Okinawa Prefecture’s legal battle against the central government over a U.S. military base relocation issue appears to be at a de facto end. The Supreme Court on Monday upheld a lower court’s ruling against the prefecture regarding a central government land reclamation project. The project is necessary for the relocation of the U.S. Marine Corps Futenma Air Station in Ginowan to the Henoko district in Nago. Okinawa had appealed to the top court after a high court ruled the central government could order the prefecture to approve its proposed design changes to reinforce weak areas in the seabed in the reclamation work. Since 2015, the prefectural and central governments have been butting heads in the courts, but based on the Supreme Court’s ruling, Chief Cabinet Secretary Hirokazu Matsuno said the central government is determined to go ahead with the project.
“Steadily proceeding with the reclamation project itself will lead to a realization of the complete return of Futenma Air Station to Japan and the removal of the dangers involving the U.S. air base to the local area,” Matsuno said during a press conference later Monday. All five justices on the first petty bench of the Supreme Court agreed on the ruling. The decision noted that the prefecture’s attitude of not approving design changes that are indispensable for the relocation plan violates laws and regulations, upholding the claims made by the central government. The pouring of earth and sand into the coastal area of the Henoko district began in 2018. The land reclamation work on the south edge of the site has been completed, making up just under 30% of the entire area. The reclamation work has been suspended, however, due to the need to reinforce the weak seabed discovered on the north side. Whether Okinawa Gov. Denny Tamaki will actually approve the central government’s design changes is now the focus.
Proxy plan The central government has been holding several behind-the-scenes meetings with relevant ministries, including the defense, justice and land ministries. The entities are preparing for the possibility that Tamaki may continue to refuse to approve the design changes. In such a case, the Land, Infrastructure, Transport and Tourism Ministry would, for example, make official recommendations to the prefecture. If the prefecture did not accept the recommendations, the central government would file a lawsuit seeking to have the land minister serve as a substitute in place of the governor to approve the changes. Some within the central government thought it would be better to refrain from pursuing this course of action for the time being, instead seeking common ground by considering a dialogue between the two sides.

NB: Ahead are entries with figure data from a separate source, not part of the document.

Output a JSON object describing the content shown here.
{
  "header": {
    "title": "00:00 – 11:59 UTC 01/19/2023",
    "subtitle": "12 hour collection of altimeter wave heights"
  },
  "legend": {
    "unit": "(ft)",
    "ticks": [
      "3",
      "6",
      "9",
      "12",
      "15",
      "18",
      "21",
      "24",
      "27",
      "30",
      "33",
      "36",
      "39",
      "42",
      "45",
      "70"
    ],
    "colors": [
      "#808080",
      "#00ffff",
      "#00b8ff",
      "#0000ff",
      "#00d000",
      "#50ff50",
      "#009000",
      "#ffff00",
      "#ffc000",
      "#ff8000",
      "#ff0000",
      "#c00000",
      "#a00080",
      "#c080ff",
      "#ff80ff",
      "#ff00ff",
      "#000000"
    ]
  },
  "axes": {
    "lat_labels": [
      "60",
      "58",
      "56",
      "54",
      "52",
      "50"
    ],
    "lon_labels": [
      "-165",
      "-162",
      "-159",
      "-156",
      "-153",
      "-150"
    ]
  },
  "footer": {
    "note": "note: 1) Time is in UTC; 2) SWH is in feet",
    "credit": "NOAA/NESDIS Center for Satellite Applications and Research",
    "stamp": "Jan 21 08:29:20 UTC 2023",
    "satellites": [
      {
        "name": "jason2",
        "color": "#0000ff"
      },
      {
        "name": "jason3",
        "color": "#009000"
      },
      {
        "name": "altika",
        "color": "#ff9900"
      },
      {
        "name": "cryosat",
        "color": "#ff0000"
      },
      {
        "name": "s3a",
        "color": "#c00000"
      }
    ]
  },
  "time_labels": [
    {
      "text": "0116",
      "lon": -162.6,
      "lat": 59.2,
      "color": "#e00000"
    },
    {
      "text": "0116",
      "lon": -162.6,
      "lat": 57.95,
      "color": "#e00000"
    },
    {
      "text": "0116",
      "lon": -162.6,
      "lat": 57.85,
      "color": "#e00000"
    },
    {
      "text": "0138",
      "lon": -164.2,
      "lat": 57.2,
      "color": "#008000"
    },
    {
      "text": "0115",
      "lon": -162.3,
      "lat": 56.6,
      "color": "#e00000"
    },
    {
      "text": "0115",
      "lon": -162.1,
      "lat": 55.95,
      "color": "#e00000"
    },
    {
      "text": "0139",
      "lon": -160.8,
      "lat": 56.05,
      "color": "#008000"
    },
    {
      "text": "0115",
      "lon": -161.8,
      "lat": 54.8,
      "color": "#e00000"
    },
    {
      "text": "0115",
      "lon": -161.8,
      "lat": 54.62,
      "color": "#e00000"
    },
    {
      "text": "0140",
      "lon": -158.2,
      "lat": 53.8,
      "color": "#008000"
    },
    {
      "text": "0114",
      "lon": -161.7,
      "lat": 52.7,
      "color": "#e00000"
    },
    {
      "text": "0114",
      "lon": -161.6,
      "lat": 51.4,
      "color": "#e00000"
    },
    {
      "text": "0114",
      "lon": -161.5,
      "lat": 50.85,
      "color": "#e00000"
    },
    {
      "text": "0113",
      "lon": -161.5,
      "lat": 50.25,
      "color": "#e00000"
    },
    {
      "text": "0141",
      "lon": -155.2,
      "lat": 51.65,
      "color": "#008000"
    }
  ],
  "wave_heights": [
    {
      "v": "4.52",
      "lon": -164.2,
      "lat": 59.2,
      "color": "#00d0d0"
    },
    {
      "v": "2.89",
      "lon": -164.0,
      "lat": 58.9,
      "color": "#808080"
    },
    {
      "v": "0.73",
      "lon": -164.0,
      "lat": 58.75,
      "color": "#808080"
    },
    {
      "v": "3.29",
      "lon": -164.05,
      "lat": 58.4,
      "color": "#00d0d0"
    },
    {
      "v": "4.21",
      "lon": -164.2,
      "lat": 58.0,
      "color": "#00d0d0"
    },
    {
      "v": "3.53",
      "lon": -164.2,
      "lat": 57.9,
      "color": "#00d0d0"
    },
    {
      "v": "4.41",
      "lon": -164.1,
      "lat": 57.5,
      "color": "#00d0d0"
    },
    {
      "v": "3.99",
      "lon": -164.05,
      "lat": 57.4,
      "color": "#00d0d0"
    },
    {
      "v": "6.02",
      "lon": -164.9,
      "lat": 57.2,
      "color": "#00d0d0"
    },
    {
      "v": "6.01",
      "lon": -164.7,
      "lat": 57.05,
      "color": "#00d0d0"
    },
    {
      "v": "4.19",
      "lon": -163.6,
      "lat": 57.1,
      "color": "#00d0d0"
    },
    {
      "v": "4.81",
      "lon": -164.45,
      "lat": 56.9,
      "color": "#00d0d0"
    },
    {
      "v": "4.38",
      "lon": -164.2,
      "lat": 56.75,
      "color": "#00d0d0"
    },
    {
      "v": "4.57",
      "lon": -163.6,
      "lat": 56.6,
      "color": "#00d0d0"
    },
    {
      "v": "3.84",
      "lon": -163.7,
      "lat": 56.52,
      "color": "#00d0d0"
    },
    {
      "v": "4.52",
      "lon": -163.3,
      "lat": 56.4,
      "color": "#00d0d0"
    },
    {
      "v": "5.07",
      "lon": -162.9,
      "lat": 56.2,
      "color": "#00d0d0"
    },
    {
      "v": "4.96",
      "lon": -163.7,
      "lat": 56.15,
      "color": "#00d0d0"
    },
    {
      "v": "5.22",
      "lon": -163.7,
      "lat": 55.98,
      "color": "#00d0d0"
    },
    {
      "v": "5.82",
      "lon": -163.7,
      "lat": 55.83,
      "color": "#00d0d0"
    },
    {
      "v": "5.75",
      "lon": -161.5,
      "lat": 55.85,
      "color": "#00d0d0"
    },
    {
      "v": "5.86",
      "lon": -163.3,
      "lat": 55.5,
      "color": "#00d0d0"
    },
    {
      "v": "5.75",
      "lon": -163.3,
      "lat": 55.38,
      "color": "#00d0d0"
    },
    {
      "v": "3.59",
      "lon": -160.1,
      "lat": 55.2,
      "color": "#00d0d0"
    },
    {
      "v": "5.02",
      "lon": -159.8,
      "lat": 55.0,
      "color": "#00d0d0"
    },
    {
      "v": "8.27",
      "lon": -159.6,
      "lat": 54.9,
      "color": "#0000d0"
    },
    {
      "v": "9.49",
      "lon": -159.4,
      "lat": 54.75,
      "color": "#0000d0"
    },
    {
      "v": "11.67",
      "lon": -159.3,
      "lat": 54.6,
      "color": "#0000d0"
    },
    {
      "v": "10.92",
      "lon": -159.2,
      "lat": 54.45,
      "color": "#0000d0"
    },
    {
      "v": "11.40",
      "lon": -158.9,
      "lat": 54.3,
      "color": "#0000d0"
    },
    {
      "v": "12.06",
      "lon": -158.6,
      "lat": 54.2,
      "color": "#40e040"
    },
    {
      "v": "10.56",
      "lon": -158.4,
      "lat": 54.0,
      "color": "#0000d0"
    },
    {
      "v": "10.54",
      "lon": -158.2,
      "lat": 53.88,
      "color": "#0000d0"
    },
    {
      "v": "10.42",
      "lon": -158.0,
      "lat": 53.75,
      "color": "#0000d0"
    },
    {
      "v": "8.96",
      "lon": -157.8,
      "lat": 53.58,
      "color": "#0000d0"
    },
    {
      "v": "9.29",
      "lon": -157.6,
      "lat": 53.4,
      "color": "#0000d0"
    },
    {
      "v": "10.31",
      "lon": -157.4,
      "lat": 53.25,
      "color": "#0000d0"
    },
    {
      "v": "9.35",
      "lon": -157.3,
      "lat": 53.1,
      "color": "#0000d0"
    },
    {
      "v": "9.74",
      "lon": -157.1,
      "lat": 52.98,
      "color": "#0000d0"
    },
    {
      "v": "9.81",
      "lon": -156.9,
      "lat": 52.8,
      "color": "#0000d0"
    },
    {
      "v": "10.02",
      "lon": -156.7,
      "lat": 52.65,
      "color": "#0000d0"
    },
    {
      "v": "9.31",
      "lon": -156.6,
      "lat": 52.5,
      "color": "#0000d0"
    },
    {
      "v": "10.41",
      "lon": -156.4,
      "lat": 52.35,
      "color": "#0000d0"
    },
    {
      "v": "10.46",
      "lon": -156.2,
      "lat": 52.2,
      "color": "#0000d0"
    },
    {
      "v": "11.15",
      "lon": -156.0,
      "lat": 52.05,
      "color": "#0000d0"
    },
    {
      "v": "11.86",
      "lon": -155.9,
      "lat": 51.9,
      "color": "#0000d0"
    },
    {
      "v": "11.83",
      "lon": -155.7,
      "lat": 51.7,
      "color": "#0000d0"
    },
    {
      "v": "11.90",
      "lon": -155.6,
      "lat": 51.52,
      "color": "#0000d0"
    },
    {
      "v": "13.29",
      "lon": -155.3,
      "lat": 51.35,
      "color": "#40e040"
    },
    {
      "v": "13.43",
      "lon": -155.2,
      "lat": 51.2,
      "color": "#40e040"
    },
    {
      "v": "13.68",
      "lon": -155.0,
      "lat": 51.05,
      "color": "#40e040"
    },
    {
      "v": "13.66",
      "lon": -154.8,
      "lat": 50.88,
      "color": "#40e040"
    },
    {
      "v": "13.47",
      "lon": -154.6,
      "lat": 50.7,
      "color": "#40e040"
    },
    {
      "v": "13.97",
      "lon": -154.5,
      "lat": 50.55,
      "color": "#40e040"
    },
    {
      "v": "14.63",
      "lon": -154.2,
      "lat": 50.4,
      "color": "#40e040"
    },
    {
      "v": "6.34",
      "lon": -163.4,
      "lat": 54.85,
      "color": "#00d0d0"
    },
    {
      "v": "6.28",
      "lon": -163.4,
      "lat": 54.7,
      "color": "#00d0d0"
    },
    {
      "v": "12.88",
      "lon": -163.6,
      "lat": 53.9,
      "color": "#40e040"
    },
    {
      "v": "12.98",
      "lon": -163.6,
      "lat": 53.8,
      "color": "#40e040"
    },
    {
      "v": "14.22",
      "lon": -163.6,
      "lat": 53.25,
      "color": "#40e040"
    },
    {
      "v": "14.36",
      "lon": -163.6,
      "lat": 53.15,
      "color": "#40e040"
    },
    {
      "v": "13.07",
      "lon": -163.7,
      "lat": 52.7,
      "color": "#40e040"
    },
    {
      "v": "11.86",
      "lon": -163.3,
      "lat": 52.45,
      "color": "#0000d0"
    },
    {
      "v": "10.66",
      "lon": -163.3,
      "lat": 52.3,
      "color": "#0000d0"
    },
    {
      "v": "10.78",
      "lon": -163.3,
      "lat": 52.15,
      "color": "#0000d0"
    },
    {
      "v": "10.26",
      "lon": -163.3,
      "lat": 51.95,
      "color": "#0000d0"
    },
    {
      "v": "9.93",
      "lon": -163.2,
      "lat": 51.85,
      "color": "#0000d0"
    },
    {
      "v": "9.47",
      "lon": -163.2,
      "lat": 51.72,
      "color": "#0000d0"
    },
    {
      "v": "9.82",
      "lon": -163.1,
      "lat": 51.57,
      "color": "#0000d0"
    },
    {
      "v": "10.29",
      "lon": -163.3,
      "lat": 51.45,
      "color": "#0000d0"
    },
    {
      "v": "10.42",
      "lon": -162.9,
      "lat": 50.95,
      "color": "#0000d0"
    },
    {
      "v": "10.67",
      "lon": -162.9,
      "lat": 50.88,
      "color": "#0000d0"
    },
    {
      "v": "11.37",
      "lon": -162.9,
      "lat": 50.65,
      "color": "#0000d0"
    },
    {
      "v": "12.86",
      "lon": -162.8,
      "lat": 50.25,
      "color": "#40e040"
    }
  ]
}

“Just because the Supreme Court handed down the ruling, it wouldn’t be good for the central government to unilaterally push ahead with its claims,” said a senior official in the Cabinet Secretariat. As long as Okinawa continued to stonewall the relocation plan, however, opinion grew within the central government that any dialogue would only allow the prefecture to stall. So Matsuno, who is also the minister in charge of mitigating the impact of U.S. forces in Okinawa, finally decided against a soft stance. The central government wants to begin shoring up the banks and other work for the resumption of the reclamation project by March next year. A senior central government official thinks that the legal procedures to install a proxy would take several months. If, however, Tamaki accepts the top court ruling and approves the changes, it is possible the reclamation work will resume this year.
Base burden The court battle between the central and prefectural governments was triggered in October 2015 by the cancellation of the approval of the reclamation work by then Gov. Takeshi Onaga. The central government aims to complete the reclamation work in another 12 years or so. The work is facing difficulties as it will be necessary to drive about 70,000 piles to a depth of up to 70 meters below sea level to reinforce the weak seabed. The return of Futenma Air Station has been delayed significantly. Initially, the return was supposed to take place in the fiscal year ending March 2023.
Now, it is expected in the mid-2030s. The related costs, which were estimated at more than ¥350 billion, have ballooned to about ¥930 billion. With the seemingly rising possibility of China launching an invasion of Taiwan, Okinawa’s strategic importance in maintaining the U.S. military’s deterrence effect is growing. For the time being, it is inevitable that Futenma Air Station, which is surrounded by an urban agglomeration and has been described as “the most dangerous base in the world,” continues to be in use. The central government is faced with the task of accelerating the relocation plan and stepping up efforts to reduce U.S. base-related burdens on Okinawa.